Malaysia's state-owned oil company, Petronas, has revealed plans to aid Malay business people to bring their products to market via its petrol stations.

Like most petrol retailers, Petronas operates mini-marts within its petrol stations, and like many retailers, it operates a kind of department-store approach with what amounts to a rental (or rebate against purchase price) for placing goods on its shelves.

Petronas has a system called "listing fees" - which amount to a prepayment of a rebate against full invoice cost.

Now the company has decided that it wishes to aid "Bumiputra" (ethnic Malays and some Indian converts to Islam) entrepreneurs who see the listing fee as a block to accessing the market.

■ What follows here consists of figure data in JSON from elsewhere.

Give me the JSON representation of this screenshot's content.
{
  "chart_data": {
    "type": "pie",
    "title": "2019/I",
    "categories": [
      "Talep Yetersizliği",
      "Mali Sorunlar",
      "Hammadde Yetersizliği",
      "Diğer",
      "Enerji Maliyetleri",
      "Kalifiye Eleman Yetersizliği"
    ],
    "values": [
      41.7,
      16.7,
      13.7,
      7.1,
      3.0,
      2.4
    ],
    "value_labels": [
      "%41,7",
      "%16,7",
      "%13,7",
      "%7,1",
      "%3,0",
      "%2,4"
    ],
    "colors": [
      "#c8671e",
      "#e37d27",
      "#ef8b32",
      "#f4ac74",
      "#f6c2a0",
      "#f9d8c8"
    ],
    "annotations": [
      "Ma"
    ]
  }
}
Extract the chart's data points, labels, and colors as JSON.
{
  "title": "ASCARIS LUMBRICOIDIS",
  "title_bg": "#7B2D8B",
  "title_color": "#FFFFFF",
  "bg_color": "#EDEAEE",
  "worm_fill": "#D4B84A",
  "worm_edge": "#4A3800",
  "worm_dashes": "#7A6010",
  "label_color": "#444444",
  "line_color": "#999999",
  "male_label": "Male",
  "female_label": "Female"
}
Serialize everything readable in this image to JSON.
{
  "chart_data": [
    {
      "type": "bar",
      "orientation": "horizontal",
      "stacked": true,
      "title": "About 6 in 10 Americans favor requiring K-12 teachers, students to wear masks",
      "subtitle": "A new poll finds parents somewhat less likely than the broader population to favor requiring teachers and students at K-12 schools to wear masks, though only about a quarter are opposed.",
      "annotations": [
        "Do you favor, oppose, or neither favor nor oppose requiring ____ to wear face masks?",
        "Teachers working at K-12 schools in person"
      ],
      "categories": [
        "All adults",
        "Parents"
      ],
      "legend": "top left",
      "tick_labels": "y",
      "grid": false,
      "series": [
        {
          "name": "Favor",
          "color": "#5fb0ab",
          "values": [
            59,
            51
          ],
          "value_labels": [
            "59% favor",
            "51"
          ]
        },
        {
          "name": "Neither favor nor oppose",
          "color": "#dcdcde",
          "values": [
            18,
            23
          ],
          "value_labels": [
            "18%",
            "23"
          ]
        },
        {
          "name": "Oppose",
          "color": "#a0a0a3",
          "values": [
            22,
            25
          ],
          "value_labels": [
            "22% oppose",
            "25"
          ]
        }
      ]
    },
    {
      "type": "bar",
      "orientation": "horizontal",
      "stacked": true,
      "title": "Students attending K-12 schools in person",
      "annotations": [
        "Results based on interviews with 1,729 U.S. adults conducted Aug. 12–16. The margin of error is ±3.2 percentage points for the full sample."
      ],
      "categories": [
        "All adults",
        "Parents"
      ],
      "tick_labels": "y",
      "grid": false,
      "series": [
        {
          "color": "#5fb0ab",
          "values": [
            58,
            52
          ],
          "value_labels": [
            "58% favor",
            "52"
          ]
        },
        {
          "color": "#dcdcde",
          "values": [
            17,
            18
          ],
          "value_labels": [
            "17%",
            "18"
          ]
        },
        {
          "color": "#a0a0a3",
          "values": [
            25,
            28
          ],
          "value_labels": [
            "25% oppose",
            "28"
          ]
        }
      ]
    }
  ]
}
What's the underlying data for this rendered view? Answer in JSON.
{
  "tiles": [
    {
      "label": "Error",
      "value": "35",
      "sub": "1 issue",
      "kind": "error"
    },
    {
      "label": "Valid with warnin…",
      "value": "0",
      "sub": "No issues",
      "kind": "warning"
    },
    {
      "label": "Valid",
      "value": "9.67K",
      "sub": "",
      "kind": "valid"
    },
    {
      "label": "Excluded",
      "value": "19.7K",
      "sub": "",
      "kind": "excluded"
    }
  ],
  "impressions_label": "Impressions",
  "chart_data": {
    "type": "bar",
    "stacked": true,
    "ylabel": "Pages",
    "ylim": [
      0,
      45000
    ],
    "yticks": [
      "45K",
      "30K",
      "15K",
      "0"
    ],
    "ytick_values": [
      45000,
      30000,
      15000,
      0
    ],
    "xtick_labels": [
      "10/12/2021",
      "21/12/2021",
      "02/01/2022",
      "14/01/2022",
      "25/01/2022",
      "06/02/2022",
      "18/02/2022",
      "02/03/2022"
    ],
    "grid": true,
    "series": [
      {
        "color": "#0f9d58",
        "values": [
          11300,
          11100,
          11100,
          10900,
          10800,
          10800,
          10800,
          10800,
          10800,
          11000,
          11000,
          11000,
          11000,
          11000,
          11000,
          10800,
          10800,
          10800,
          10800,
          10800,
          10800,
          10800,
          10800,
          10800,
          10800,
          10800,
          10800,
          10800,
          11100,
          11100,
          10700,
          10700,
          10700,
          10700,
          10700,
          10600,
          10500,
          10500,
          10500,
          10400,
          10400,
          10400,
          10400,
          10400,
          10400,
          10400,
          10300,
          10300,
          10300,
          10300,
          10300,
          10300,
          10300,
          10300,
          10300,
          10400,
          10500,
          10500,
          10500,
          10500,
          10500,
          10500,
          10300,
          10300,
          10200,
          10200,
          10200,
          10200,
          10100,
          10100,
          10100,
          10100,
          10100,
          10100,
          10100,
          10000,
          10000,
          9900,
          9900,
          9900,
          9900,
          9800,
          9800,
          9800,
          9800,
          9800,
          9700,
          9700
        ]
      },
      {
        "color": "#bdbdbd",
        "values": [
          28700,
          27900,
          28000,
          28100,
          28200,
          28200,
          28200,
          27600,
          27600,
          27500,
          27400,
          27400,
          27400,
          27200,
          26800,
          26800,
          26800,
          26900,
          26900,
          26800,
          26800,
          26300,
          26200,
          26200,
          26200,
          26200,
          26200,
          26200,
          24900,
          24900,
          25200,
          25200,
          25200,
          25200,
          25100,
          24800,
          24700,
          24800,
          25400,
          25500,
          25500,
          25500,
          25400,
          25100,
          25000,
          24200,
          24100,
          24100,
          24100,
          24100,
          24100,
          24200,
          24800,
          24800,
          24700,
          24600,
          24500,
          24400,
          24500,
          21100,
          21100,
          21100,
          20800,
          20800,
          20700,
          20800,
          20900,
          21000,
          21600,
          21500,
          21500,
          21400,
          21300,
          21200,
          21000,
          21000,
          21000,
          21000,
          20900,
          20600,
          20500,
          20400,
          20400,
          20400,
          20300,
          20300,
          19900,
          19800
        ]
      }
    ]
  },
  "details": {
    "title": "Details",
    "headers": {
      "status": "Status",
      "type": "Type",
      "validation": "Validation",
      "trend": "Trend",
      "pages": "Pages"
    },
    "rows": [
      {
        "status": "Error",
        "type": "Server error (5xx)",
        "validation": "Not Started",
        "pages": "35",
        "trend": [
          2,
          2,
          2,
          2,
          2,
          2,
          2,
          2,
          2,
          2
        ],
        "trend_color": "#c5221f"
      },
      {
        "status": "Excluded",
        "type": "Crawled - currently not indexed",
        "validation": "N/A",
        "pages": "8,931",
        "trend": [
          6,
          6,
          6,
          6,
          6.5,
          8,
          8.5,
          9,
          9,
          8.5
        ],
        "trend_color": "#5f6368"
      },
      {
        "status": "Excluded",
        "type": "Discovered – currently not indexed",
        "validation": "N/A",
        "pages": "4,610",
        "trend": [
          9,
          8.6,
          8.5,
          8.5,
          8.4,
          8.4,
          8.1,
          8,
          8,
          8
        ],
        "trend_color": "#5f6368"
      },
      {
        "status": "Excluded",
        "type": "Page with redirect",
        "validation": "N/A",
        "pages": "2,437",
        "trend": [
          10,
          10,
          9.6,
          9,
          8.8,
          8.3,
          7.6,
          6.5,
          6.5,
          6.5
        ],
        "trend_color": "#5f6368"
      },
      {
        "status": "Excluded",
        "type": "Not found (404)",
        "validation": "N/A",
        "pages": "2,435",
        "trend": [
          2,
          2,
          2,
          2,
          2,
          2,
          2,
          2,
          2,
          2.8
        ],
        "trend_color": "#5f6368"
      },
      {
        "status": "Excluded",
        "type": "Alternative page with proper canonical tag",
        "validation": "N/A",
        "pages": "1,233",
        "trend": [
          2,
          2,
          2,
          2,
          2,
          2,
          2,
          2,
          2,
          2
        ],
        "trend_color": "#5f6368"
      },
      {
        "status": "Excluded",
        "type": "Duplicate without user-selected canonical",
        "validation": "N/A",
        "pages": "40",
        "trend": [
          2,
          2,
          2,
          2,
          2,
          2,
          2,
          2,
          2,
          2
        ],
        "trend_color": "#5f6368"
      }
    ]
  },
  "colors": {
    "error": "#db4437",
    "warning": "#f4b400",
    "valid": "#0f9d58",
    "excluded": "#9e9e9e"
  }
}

In conjunction with the Ministry of Entrepreneur and Cooperative Development and other government departments, Petronas will provide space to those "Bumi" entrepreneurs that work with Sirim Berhad and the Malaysian Agricultural Research and Development Institute to improve the quality of their products and packaging.

The listing fees will be covered by loans from the Ministry, administered by Majlis Amanah Rakyat (MARA) and Entrepreneur Development Institution (TEKUN), said Minister Datuk Noh Omar in an answer in Parliament yesterday.

The aid is apparently not available to Chinese, Indian and "other races" who make up around 50% of the population.